With variations like prepaid variable forwards, zero-cost collars, exchange traded funds and equity swaps, it is no wonder people find it confusing. Basically what all this means is that, while your executives might be accumulating equity in the company and might appear to have significant ties to long-term share prices, it might not actually be true at all. According to one report executives at US companies trade out 30 percent of their equity. This has a serious impact on the supposed linkage to performance that shares are meant to provide.
In our survey, which was conducted jointly with Stanford Law School, we find that most large US companies do not allow any form of hedging or pledging. A full 25 percent do permit it and even more allow the use of 10B5-1 plans. These plans are also set to come under greater scrutiny because of apparent links to insider trading.
I won’t go into all the details here but you should check out the results of the survey. There are also some examples of hedging and pledging policies from a few companies that you can look into. I know how you all love practical examples and since every company needs to include disclosure regarding their policy as of next year I suggest you start thinking about it.

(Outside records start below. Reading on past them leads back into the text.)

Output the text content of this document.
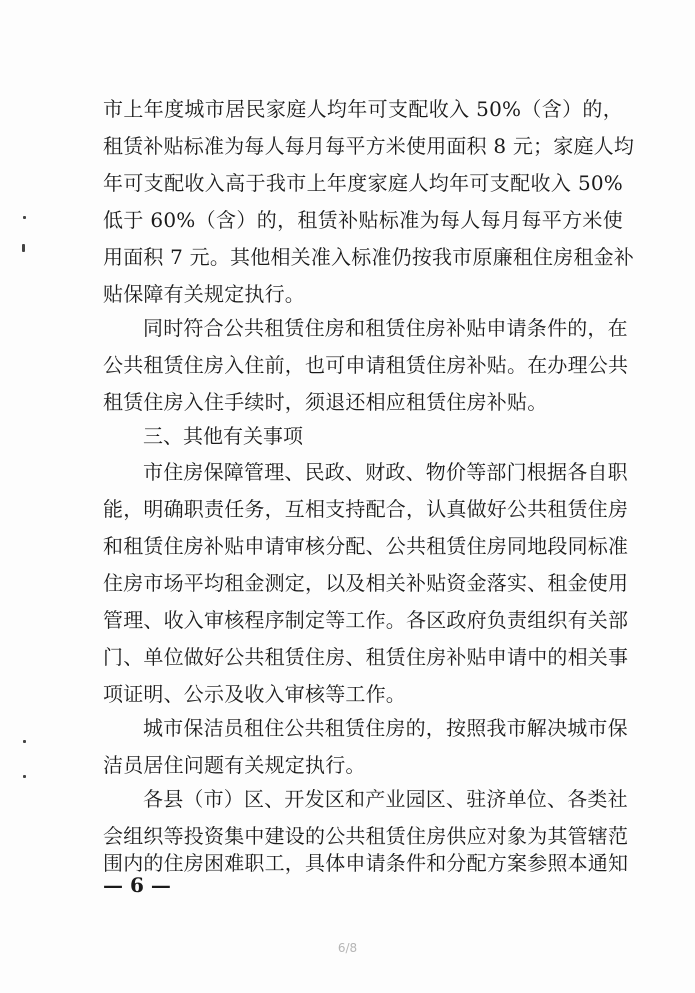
市上年度城市居民家庭人均年可支配收入 50%（含）的，
租赁补贴标准为每人每月每平方米使用面积 8 元；家庭人均
年可支配收入高于我市上年度家庭人均年可支配收入 50%
低于 60%（含）的，租赁补贴标准为每人每月每平方米使
用面积 7 元。其他相关准入标准仍按我市原廉租住房租金补
贴保障有关规定执行。
同时符合公共租赁住房和租赁住房补贴申请条件的，在
公共租赁住房入住前，也可申请租赁住房补贴。在办理公共
租赁住房入住手续时，须退还相应租赁住房补贴。
三、其他有关事项
市住房保障管理、民政、财政、物价等部门根据各自职
能，明确职责任务，互相支持配合，认真做好公共租赁住房
和租赁住房补贴申请审核分配、公共租赁住房同地段同标准
住房市场平均租金测定，以及相关补贴资金落实、租金使用
管理、收入审核程序制定等工作。各区政府负责组织有关部
门、单位做好公共租赁住房、租赁住房补贴申请中的相关事
项证明、公示及收入审核等工作。
城市保洁员租住公共租赁住房的，按照我市解决城市保
洁员居住问题有关规定执行。
各县（市）区、开发区和产业园区、驻济单位、各类社
会组织等投资集中建设的公共租赁住房供应对象为其管辖范
围内的住房困难职工，具体申请条件和分配方案参照本通知
— 6 —
6/8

And while you are looking at compensation, there is a new report from BDO that examines compensation for board directors. Despite the dramatic increase in responsibility, growing frequency of meetings and shifting liability, it appears that director pay increased a measly 2 percent in the past year. Maybe this is part of the reason so many companies are finding it harder to recruit directors. Why would anyone want to work harder, take on more risk and not get paid any extra for it? I know I wouldn’t. Although, given that average director compensation remains at very healthy levels perhaps I could be tempted.